A person can abandon any interest or expectation of privacy they have in an item by for example throwing it away.  The question is whether under the totality of circumstances, the police officer reasonably believed at the time of the search that the person had given up his interest in the property to such an extent that he no longer had an expectation of privacy in it.  State v. Browning, 209 Ga. App. 197 (1993).

The warrantless search and seizure of garbage violates the Fourth Amendment only if the person who discarded the garbage "manifested a subjective expectation of privacy in their garbage that society accepts as objectively reasonable." California v. Greenwood, 486 U.S. 35 (1988);  Scott v. State, 270 Ga. App. 292 (2004); Perkins v. State, 197 Ga. App. 577 (1990). The act of placing garbage for collection is an act of abandonment which terminates any Fourth Amendment protection because, absent proof that a person has made some special arrangement for the disposition of his garbage, he has no reasonable expectation of privacy with respect to it once he has placed it for collection. Brundige v. State, 310 Ga. App. 900 (2011). 

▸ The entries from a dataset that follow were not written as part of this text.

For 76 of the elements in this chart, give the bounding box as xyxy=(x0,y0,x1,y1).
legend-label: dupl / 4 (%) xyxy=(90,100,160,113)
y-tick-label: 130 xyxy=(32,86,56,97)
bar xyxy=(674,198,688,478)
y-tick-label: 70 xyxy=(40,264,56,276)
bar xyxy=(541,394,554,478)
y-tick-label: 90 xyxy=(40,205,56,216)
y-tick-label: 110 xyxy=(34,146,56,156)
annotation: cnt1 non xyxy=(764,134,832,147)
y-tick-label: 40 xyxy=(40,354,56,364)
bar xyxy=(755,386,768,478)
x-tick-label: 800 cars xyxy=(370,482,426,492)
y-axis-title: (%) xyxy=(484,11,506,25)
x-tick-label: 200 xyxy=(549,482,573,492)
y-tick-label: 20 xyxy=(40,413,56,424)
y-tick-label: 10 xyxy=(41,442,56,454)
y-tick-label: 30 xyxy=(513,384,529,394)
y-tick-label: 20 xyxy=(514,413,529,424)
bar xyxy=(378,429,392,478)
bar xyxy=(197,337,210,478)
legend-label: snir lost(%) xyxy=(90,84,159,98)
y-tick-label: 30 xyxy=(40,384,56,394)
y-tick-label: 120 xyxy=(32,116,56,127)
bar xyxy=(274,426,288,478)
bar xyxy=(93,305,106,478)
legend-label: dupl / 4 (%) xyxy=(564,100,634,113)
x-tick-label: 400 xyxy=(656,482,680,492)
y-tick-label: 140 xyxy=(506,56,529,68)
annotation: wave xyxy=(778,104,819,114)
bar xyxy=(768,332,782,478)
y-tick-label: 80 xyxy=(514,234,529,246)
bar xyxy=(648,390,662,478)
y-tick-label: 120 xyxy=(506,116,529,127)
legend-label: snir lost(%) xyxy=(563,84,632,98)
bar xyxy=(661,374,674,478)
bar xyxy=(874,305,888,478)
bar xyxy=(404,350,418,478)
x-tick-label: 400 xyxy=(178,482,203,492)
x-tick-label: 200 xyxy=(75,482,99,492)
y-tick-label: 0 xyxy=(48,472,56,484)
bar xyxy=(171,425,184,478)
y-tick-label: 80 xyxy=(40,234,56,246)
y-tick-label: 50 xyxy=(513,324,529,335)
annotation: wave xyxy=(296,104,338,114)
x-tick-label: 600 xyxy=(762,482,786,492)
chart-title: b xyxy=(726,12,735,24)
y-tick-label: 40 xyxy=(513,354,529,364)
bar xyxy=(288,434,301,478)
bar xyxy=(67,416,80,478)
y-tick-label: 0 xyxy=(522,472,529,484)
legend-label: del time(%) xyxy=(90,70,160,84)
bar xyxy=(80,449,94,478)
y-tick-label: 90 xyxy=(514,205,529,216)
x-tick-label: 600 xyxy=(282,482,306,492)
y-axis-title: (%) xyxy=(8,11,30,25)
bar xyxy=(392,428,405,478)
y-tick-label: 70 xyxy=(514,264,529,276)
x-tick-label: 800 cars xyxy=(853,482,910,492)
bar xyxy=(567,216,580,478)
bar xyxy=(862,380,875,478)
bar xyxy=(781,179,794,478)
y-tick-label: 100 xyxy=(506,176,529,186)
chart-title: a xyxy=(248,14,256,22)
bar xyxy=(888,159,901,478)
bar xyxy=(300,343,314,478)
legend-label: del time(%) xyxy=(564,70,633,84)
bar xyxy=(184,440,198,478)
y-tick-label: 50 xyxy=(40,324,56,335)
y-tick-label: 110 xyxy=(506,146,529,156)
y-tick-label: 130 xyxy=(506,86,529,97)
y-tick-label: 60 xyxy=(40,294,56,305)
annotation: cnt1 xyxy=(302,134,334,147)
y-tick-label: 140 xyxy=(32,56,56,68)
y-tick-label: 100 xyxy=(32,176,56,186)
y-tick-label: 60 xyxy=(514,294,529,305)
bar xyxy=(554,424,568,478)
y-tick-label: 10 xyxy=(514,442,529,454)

Contraband discarded during flight from police and before a suspect is arrested is admissible as evidence. Barber v. State, 317 Ga. Ap. 600 (2012). However, if unlawful police conduct coerces a defendant into abandoning the property, suppression of the evidence may be warranted.  State v. Terrell, 327 Ga. App. 745 (2012); Edwards v. State, 239 Ga. App. 44 (1999).

Plain View

Objects within the plain view of an officer who is in a lawful position can be seized. The plain view rule applies only if (1) the initial intrusion which gave rise to the plain view was lawful, (2) the discovery of evidence was inadvertent, and (3) the incriminating nature of the evidence was immediately apparent. Clay v. State, 290 Ga. 822 (2012; Lamar v. State, 278 Ga. 150 (2004); Robinson v. State, 312 Ga. App. 736 (2011); Reid v. State, 298 Ga. App. 889 (2009).  The plain view doctrine authorizes a police officer to enter a vehicle to seize an illegal item if the facts would justify the issuance of a warrant, that is, if the officer has probable cause to believe the item is contraband. Arnold v. State, 315 Ga. App. 798 (2012).